In Plaso the dynamic format extended the idea of the `desc` field, to provide
a formatted `message` field. That allow to provide more extensive formatting
such as [supporting Windows Event Log message strings](http://blog.kiddaland.net/2015/04/windows-event-log-message-strings.html).

### Formatter configuration file format

As of version 20200227 Plaso supports formatter configuration files.
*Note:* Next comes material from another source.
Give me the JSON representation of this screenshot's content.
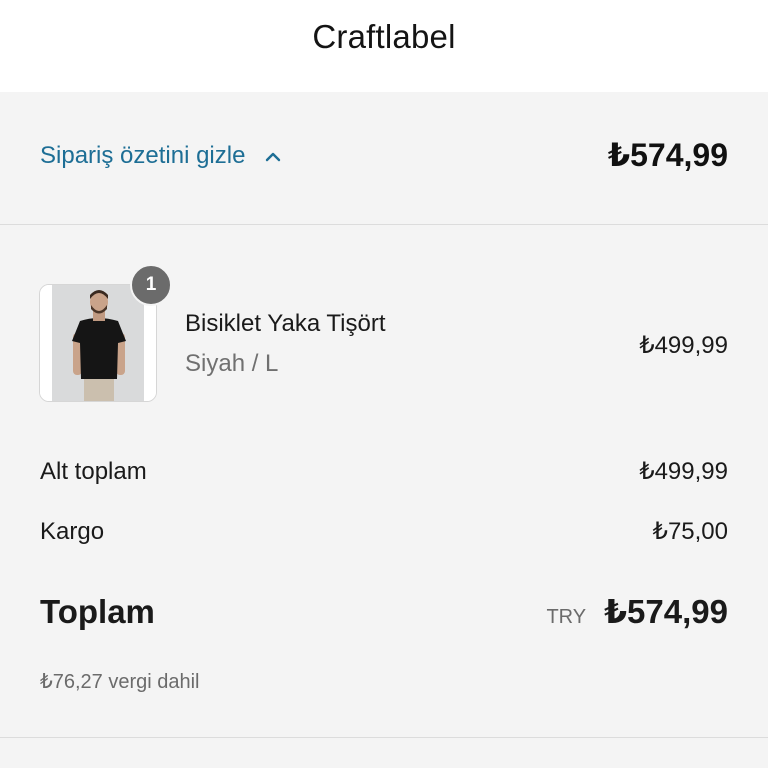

**Note that the format of these configuration files is subject to change.**

An event formatter is defined as a set of attributes:

* "data_type"; required event data type.
* "enumeration_helpers"; optional enumeration helpers.
* "message"; required formatter message string, for a basic type, or list of messages string pieces, for a conditional type.
* "separator"; optional conditional message string piece separator, the default is a single space.
* "short_message"; required formatter short message string, for a basic type, or list of short messages string pieces, for a conditional type.
* "type"; required event formatter type either "basic" or "conditional".

For example:

```
---
type: 'basic'
data_type: 'bash:history:command'
message: 'Command executed: {command}'
short_message: '{command}'
---
type: 'conditional'
data_type: 'syslog:cron:task_run'
message:
- 'Cron ran: {command}'
- 'for user: {username}'
- 'pid: {pid}'
separator: ', '
short_message:
- '{body}'
```

#### Enumeration helpers

Enumeration helpers can be defined to map a value of an event attribute to
a more descriptive value, for example mapping 100 to BEGIN_SYSTEM_CHANGE in
the example below.

```
type: 'conditional'
data_type: 'windows:restore_point:info'
enumeration_helpers:
- input_attribute: 'restore_point_event_type'
  output_attribute: 'restore_point_event_type'
  default_value: 'UNKNOWN'
  values:
    100: 'BEGIN_SYSTEM_CHANGE'
    101: 'END_SYSTEM_CHANGE'
    102: 'BEGIN_NESTED_SYSTEM_CHANGE'
    103: 'END_NESTED_SYSTEM_CHANGE'
- input_attribute: 'restore_point_type'
  output_attribute: 'restore_point_type'
  default_value: 'UNKNOWN'
  values:
    0: 'APPLICATION_INSTALL'
    1: 'APPLICATION_UNINSTALL'
    10: 'DEVICE_DRIVER_INSTALL'
    12: 'MODIFY_SETTINGS'
    13: 'CANCELLED_OPERATION'
message:
- '{description}'
- 'Event type: {restore_point_event_type}'
- 'Restore point type: {restore_point_type}'
short_message:
- '{description}'
```

enumeration helpers are defined as a set of attributes:

* "input_attribute"; required name of the attribute which the value that needs to be mapped is read from.
* "output_attribute"; required name of the attribute which the mapped value is written to.
* "default_value"; optional default value if there is no corresponding mapping in "values".
* "values"; required value mappings, contains key value pairs.

#### Flags helpers

Flags helpers can be defined to map a value of an event attribute to a more
descriptive value, for example mapping 0x00000040 to FinderInfoModified in
the example below.

```
type: 'conditional'
data_type: 'macos:fseventsd:record'
flags_helpers:
- input_attribute: 'flags'
  output_attribute: 'flag_values'
  # The include header sys/fsevents.h defines various FSE constants, e.g.
  # #define FSE_CREATE_FILE          0
  # The flag values correspond to: FLAG = 1 << CONSTANT
  values:
    0x00000000: 'None'
    0x00000001: 'Created'
    0x00000002: 'Removed'
    0x00000004: 'InodeMetadataModified'
    0x00000008: 'Renamed'
    0x00000010: 'Modified'
    0x00000020: 'Exchange'
    0x00000040: 'FinderInfoModified'
    0x00000080: 'DirectoryCreated'
    0x00000100: 'PermissionChanged'
    0x00000200: 'ExtendedAttributeModified'
    0x00000400: 'ExtendedAttributeRemoved'
    0x00001000: 'DocumentRevision'
    0x00004000: 'ItemCloned'
    0x00080000: 'LastHardLinkRemoved'
    0x00100000: 'IsHardLink'
    0x00400000: 'IsSymbolicLink'
    0x00800000: 'IsFile'
    0x01000000: 'IsDirectory'
    0x02000000: 'Mount'
    0x04000000: 'Unmount'
    0x20000000: 'EndOfTransaction'
message:
- '{path}'
- 'Flag Values: {flag_values}'
- 'Flags: 0x{flags:08x}'
- 'Event Identifier: {event_identifier}'
short_message:
- '{path}'
- '{flag_values}'
```

#### Change log

* 20200227 Added support for formatter configuration files.
* 20200822 Added support for enumeration helpers.
* 20200904 Added support for flags helpers.
* 20200916 Removed source types from formatters.